By Nick Timiraos
The Federal Reserve is unlikely to cap short-term Treasury yields as part of its initial package of economic stimulus measures, instead reserving the option to cap yields later.
Fed officials were briefed at their June rate-setting meeting on the use of yield caps in Japan and Australia, and on the central bank's experience with yield caps between 1942 and 1951, according to recent interviews and officials' public statements. The Fed is set to release the minutes of that meeting Wednesday.
Officials haven't reached a consensus about when or whether to cap yields on short-term Treasurys. Some officials, including Fed Vice Chairman Richard Clarida and governor Lael Brainard, have approvingly cited the strategy as a meaningful way to reinforce their so-called forward guidance about how long they plan to keep rates near zero and purchase Treasury securities to stimulate the economy.

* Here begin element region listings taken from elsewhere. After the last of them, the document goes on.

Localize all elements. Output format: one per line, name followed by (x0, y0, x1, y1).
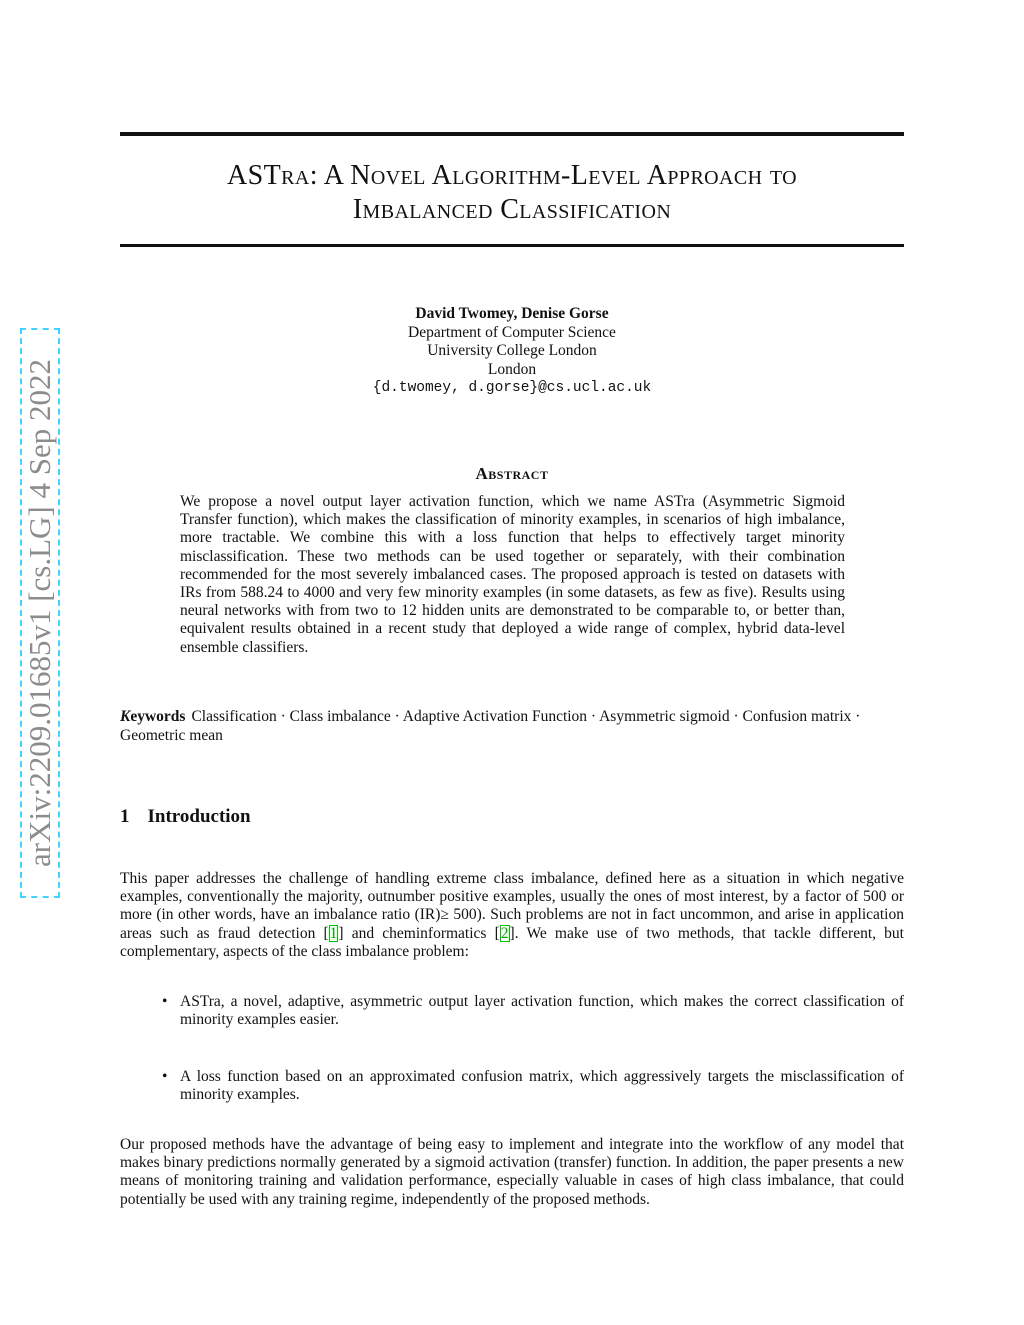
bullet-icon: • (162, 993, 168, 1010)
intro-paragraph-1-part-b: and cheminformatics (343, 924, 495, 942)
citation-link-1[interactable]: 1 (329, 924, 338, 942)
keywords (120, 708, 880, 745)
list-item-text: A loss function based on an approximated confusion matrix, which aggressively targets the misclassification of minority examples. (180, 1068, 904, 1104)
section-title: Introduction (147, 806, 251, 827)
abstract-text: We propose a novel output layer activation function, which we name ASTra (Asymmetric Sigmoid Transfer function), which makes the classification of minority examples, in scenarios of high imbalance, more tractable. We combine this with a loss function that helps to effectively target minority misclassification. These two methods can be used together or separately, with their combination recommended for the most severely imbalanced cases. The proposed approach is tested on datasets with IRs from 588.24 to 4000 and very few minority examples (in some datasets, as few as five). Results using neural networks with from two to 12 hidden units are demonstrated to be comparable to, or better than, equivalent results obtained in a recent study that deployed a wide range of complex, hybrid data-level ensemble classifiers. (180, 493, 845, 656)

Fed leaders are focused for now on deciding how to detail their forward guidance and bond-buying plans, the main pillars of their forthcoming stimulus package. They are likely to continue those discussions at their July 28-29 policy meeting, with an eye toward announcing their plans as soon as September. The deliberations are fluid because of extreme uncertainty surrounding the paths of the virus and the economy.
Yield caps would reinforce low-rate pledges by committing to buy Treasury securities in whatever amounts are needed to peg certain yields at low levels. For example, if the Fed concluded that the economy would need rates near zero for at least three years before meeting its goals to keep inflation around 2% and to return unemployment to its prepandemic lows, it could strengthen this commitment by capping yields on every Treasury security that matures before June 2023.
The prospect that the central bank will cap yields on two- or three-year Treasury securities has received heavy attention from investors and Wall Street analysts in recent weeks, with several banks expecting some type of yield-cap strategy as soon as September.
Several central bank officials have indicated a strong preference toward first ironing out their forward guidance and asset-purchase plans. The Fed is much more familiar with those tools, and many officials haven't spent as much time getting comfortable with how they would use yield caps, sometimes called yield curve control.
"Targeting forward guidance and quantities on the balance sheet would be the policies I would want to use before we go to yield curve control," San Francisco Fed President Mary Daly told reporters on June 15. If investors still grew skeptical of the Fed's plans to keep rates low, or if yields rose for other undesirable reasons, caps could later be applied as "a little helper," she said.
Dallas Fed President Robert Kaplan, also speaking on June 15, said he was worried such a strategy would interfere too much with how financial markets price assets. "I worry about going too far, in terms of distorting the pricing mechanism of the Treasury curve," he said. "I wouldn't rule it out, but right now Treasury yields are relatively muted."
Cleveland Fed President Loretta Mester echoed those reservations in public remarks a few days later. "If we have very robust forward guidance," the Fed can keep rates low and stable across the yield curve "without having to go to yield curve control," she said during a question-and-answer session broadcast online June 17. "I'm open to using it as a reinforcement to forward guidance, but I'd like to see more study of that."
Officials don't think caps are needed now because investors don't expect the Fed to lift short-term rates for several years. "It's something we're really just educating ourselves on at this point. It's not something we have at all decided to do," Fed Chairman Jerome Powell told lawmakers June 17.
Ms. Mester and St. Louis Fed President James Bullard are among those who said they want to better understand how the Fed would potentially exit from such a policy. The Fed last used yield caps during and after World War II, when the central bank forced a standoff with President Truman to end the debt-buying policy.
"The exit...was very difficult, so it kind of ended in tears," Mr. Bullard said in June 23 interview on Bloomberg Television. A yield-cap strategy right now raises "more questions than answers," he said.